AWS_PROFILE=burner2 aws dynamodb get-item \
  --table-name <jobs-table> \
  --key "{\"JobId\":{\"S\":\"<job-id>\"}}" \
  --region us-east-1

Find the execution in Step Functions logs

AWS_PROFILE=burner2 aws logs filter-log-events \
  --log-group-name <CI_CHECK_LOG_GROUP> \
  --start-time $(date -d '8 hours ago' +%s000) \
  --region us-east-1 \
  --filter-pattern "<job-id>" \
  --query 'events[*].message' --output text

Find the Lambda invocations for that job

AWS_PROFILE=burner2 aws logs filter-log-events \
  --log-group-name /aws/lambda/<CHECK_RUN_STEP_FUNCTION> \
  --start-time $(date -d '8 hours ago' +%s000) \
  --region us-east-1 \
  --filter-pattern "<job-id>" \
  --query 'events[*].message' --output text

Viewing Step Functions Executions

Summary — successes and failures only

AWS_PROFILE=burner2 aws logs filter-log-events \
  --log-group-name <CI_CHECK_LOG_GROUP> \
  --start-time $(date -d '8 hours ago' +%s000) \
  --region us-east-1 \
  --filter-pattern '{ $.type = "ExecutionSucceeded" || $.type = "ExecutionFailed" }' \
  --query 'events[*].message' --output text

All state transitions (readable)

AWS_PROFILE=burner2 aws logs tail \
  <CI_CHECK_LOG_GROUP> \
  --since 8h --region us-east-1 \
  | python3 -c "
import sys, json
for line in sys.stdin:
    parts = line.strip().split(' ', 2)
    if len(parts) < 3: continue
    try:
        d = json.loads(parts[2])
        t = d.get('type','')
        n = d.get('details',{}).get('name','')
        if t: print(f'{t:30s} {n}')
    except: pass
"

CheckRunStep Lambda logs (create/complete)
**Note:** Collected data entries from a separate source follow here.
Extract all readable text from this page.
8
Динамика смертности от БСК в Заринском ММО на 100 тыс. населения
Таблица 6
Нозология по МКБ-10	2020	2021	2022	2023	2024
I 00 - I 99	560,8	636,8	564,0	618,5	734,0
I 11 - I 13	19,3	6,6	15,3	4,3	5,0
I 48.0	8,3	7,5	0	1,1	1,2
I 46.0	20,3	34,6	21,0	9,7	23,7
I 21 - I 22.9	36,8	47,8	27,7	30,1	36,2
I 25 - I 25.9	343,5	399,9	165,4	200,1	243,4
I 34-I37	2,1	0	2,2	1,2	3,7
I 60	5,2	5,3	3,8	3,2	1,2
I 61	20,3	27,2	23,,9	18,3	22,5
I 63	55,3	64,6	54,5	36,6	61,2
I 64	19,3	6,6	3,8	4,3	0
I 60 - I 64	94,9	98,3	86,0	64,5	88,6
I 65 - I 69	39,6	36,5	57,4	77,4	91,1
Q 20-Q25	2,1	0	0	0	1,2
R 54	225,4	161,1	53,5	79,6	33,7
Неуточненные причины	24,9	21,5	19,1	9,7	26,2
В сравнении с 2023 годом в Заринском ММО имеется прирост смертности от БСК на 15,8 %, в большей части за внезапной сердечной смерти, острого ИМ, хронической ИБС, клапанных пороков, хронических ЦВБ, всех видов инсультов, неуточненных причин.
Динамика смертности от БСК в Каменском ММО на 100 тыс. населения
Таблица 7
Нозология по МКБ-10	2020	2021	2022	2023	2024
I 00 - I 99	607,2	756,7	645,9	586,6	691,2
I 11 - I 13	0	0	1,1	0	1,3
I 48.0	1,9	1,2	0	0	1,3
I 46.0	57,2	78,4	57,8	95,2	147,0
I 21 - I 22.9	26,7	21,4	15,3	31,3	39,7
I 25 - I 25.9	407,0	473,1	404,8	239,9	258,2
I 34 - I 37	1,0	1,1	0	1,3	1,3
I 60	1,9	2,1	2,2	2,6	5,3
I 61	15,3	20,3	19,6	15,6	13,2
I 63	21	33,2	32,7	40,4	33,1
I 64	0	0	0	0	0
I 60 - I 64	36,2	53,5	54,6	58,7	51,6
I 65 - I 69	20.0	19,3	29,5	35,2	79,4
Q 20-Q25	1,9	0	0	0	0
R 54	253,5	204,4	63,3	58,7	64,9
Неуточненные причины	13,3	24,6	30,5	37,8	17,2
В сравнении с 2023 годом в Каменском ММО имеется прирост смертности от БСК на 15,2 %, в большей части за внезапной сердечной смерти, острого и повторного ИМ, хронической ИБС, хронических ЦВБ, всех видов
AWS_PROFILE=burner2 aws logs filter-log-events \
  --log-group-name /aws/lambda/<CHECK_RUN_STEP_FUNCTION> \
  --start-time $(date -d '8 hours ago' +%s000) \
  --region us-east-1 \
  --filter-pattern 'INFO' \
  --query 'events[*].message' --output text

Viewing Webhook Handler Logs

Comment handler (processes @ai3-mvp commands)

AWS_PROFILE=burner2 aws logs tail \
  /aws/lambda/<COMMENT_HANDLER_FUNCTION> \
  --since 1h --region us-east-1

Webhook receiver (signature verification, dispatch)

AWS_PROFILE=burner2 aws logs tail \
  /aws/lambda/<RECEIVER_FUNCTION> \
  --since 1h --region us-east-1

Health check (runs every 15 min)

AWS_PROFILE=burner2 aws logs tail \
  /aws/lambda/<HEALTH_CHECK_FUNCTION> \
  --since 1h --region us-east-1

Custom Metrics

Namespace: GitHubAppPlatform

Metric	Dimensions	Meaning
`EventProcessed`	AppId, EventType, HandlerName, OrgName	An event was handled
`CommandExecuted`	AppId, Command, HandlerName, OrgName	A bot command ran
`AuthSuccess`	AppId, HandlerName, OrgName	User authorized successfully
`AuthFailed`	AppId, HandlerName, OrgName	Authorization denied
`ErrorOccurred`	AppId, HandlerName, OrgName	Handler error (also goes to DLQ)
`HealthCheckSuccess`	AppId, CheckType	Health check pass (1) or fail (0)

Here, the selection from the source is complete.